# Solved: Dreamweaver CS3 trial failure



## Sammeh_Boy (Aug 9, 2005)

I've downloaded the Adobe Dreamweaver CS3 trial 3 times, installed it 5 times, and decided that neither of those is going to help the problem. When I click on the newly installed application to run, it hangs on startup, now, as it took quite a while to install, I figured this may take quite a while to start. I left it for a few minutes and it still sat there on 'Initializing files'.

This happens every time, and I've decided to try seek out some help. Those of you with any knowledge or advice, it would be much appreciated.

thanks,
sam


----------



## Guybrush (Feb 24, 2002)

This happened to me once. I am still not sure if that is the reason, but when i removed sun java from the system, DW which was running like a snail earlier, suddenly started working like a champ.


----------



## Sammeh_Boy (Aug 9, 2005)

I'll try it and let you know how it works out. thanks 

EDIT: Tried it, but it still didnt work  was worth a shot though 
I guess i'll just leave it and try it again in a months time or so


----------



## support.clpafs (Apr 7, 2008)

Well now if you try it in a month from now, It does not nescisarily mean that it will work, you "may" run into the same problems again.

I suggest going to adobe.com and looking at the documentation provided for dreamweaver.

Also the documentation can be found in the folder that was extracted to your desktop at the time of installation.

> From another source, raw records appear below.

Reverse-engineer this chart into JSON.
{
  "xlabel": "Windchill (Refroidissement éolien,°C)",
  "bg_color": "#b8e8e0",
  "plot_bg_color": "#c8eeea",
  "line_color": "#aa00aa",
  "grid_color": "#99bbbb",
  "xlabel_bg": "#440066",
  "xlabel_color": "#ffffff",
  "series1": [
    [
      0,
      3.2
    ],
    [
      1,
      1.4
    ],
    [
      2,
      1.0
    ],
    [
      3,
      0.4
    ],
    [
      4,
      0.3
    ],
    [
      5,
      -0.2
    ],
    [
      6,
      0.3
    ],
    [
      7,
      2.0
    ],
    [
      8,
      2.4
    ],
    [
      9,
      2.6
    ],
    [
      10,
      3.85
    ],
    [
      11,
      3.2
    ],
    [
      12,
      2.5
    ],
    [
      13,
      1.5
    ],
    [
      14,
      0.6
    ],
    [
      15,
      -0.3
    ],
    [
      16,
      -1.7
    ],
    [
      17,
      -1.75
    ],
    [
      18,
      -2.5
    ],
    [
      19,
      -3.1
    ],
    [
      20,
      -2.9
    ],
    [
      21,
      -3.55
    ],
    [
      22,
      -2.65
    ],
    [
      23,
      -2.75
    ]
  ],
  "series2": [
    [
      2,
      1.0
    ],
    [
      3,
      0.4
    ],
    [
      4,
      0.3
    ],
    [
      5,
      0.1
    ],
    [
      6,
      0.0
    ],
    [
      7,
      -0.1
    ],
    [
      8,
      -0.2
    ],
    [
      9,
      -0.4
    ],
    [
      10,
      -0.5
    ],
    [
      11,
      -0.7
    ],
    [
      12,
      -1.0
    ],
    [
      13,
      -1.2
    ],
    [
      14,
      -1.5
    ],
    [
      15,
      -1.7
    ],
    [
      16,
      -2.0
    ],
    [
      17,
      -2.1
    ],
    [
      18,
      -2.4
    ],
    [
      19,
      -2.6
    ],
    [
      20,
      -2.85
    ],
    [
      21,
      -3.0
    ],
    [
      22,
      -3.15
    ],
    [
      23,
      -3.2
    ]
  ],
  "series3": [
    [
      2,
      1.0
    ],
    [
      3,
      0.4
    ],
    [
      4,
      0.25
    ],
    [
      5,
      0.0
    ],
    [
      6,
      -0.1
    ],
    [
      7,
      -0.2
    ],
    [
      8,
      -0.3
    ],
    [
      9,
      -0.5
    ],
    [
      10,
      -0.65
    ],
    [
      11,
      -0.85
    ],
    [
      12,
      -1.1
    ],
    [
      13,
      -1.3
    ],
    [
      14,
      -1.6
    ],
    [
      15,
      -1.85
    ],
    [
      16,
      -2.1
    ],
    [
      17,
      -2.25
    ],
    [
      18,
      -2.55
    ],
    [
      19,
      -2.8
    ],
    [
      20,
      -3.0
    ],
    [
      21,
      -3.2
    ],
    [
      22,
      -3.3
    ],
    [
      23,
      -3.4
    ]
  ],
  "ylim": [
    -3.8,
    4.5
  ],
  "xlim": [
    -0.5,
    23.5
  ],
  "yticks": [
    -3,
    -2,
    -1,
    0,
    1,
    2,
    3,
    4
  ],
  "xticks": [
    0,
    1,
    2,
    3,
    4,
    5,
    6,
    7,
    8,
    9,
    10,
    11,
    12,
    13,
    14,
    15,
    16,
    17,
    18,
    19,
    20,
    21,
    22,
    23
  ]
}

Hope I can be of futher assistance.
-Thanks


----------



## Sammeh_Boy (Aug 9, 2005)

I googled to find if anybody had been suffering from the same problem as myself. I'd done this in the past, but i put a more detailed search in and found that it was clashing with Acer eData Security Management. After uninstalling this software, seeing as I don't use it anyway. Dreamweaver opened correctly


----------



## TechGuy (Feb 12, 1999)

Thanks for reporting back with your solution! :up:


----------



## TheRobatron (Oct 25, 2007)

Sammeh_Boy said:


> I googled to find if anybody had been suffering from the same problem as myself. I'd done this in the past, but i put a more detailed search in and found that it was clashing with Acer eData Security Management. After uninstalling this software, seeing as I don't use it anyway. Dreamweaver opened correctly


I've had problems with Acer eData Security Management - I really don't see the point in it as I never use it, and it crashes every 5 minutes. Thanks for posting the solution I'll remember this for any future problems


----------